Kerugian tersebut menambah panjang daftar tekanan finansial dari divisi tersebut. Sejak 2021, Reality Labs telah mengakumulasi kerugian hingga 83,5 miliar dolar AS. Angka ini menegaskan bahwa bisnis metaverse masih belum memberikan hasil yang sebanding dengan investasi besar yang telah digelontorkan.
Meski demikian, performa keuangan Meta secara keseluruhan tetap kuat. Pada kuartal pertama tahun ini, perusahaan mencatat laba bersih sebesar 26,8 miliar dolar AS, melonjak 61 persen dibandingkan periode yang sama tahun lalu. Pendapatan juga tumbuh 33 persen secara tahunan menjadi 56,3 miliar dolar AS.
Di tengah kerugian tersebut, Meta kini semakin agresif mengalihkan fokus ke sektor kecerdasan buatan (AI). Persaingan dengan pemain seperti OpenAI dan Anthropic mendorong perusahaan mempercepat investasi di bidang ini.

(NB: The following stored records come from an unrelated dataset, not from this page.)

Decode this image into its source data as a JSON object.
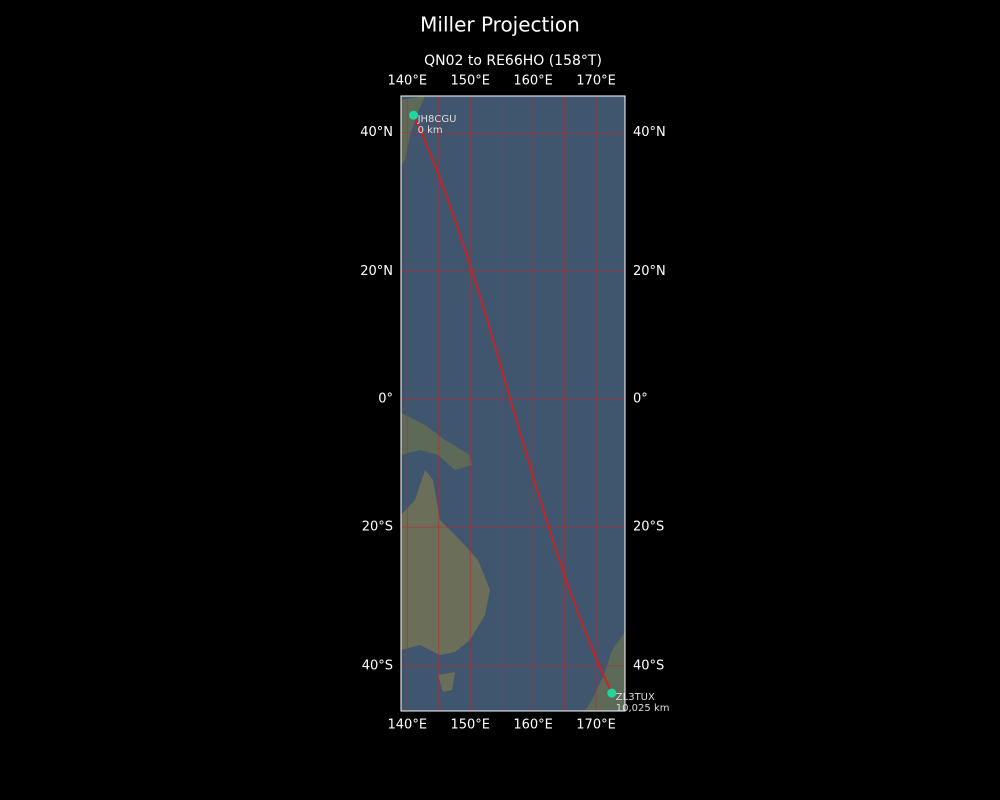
{
  "map": {
    "title": "Miller Projection",
    "subtitle": "QN02 to RE66HO (158°T)",
    "xlim": [
      139,
      174.6
    ],
    "ylim": [
      -45.9,
      44.8
    ],
    "xticks": [
      {
        "value": 140,
        "label": "140°E"
      },
      {
        "value": 150,
        "label": "150°E"
      },
      {
        "value": 160,
        "label": "160°E"
      },
      {
        "value": 170,
        "label": "170°E"
      }
    ],
    "yticks": [
      {
        "value": 40,
        "label": "40°N"
      },
      {
        "value": 20,
        "label": "20°N"
      },
      {
        "value": 0,
        "label": "0°"
      },
      {
        "value": -20,
        "label": "20°S"
      },
      {
        "value": -40,
        "label": "40°S"
      }
    ],
    "xgrid": [
      140,
      145,
      150,
      155,
      160,
      165,
      170
    ],
    "points": [
      {
        "name": "JH8CGU",
        "distance": "0 km",
        "lon": 141,
        "lat": 42.3
      },
      {
        "name": "ZL3TUX",
        "distance": "10,025 km",
        "lon": 172.5,
        "lat": -43.6
      }
    ]
  }
}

CEO Mark Zuckerberg menyatakan bahwa belanja modal Meta akan meningkat signifikan pada 2026, dengan proyeksi mencapai 125 miliar hingga 145 miliar dolar AS. Kenaikan ini dipicu oleh melonjaknya biaya komponen, terutama memori yang menjadi tulang punggung infrastruktur AI.

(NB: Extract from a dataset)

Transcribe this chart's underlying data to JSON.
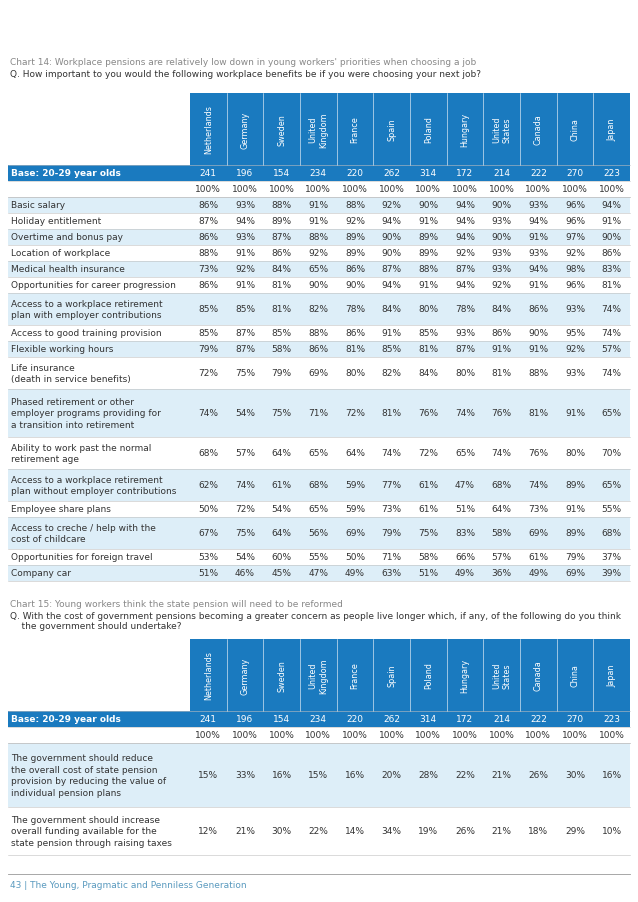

“Kami meningkatkan proyeksi belanja infrastruktur tahun ini. Sebagian besar disebabkan oleh biaya komponen yang lebih tinggi, khususnya harga memori,” ujarnya.
Selain memperkuat infrastruktur, Meta juga menggenjot investasi sumber daya manusia. Sepanjang tahun lalu, perusahaan merekrut lebih dari 50 peneliti dan insinyur AI dari berbagai kompetitor, sekaligus mempercepat pengembangan model AI terbaru mereka, Muse Spark.
Menurut Zuckerberg, penggunaan Meta AI meningkat signifikan sejak peluncuran model tersebut, meskipun biaya pengembangan dan operasionalnya ikut melonjak.
Sementara itu, Chief Financial Officer Meta, Susan Li, mengungkapkan bahwa perusahaan masih menghadapi ketidakpastian dalam menentukan kebutuhan belanja modal ke depan.
“Kami belum memberikan proyeksi spesifik untuk belanja modal 2027. Saat ini perencanaan masih sangat dinamis, terutama dalam menentukan kebutuhan kapasitas komputasi,” jelasnya.
Ia juga menambahkan bahwa Meta selama ini cenderung meremehkan kebutuhan komputasi dalam pengembangan AI, yang kini menjadi fokus utama strategi perusahaan di tengah persaingan teknologi global.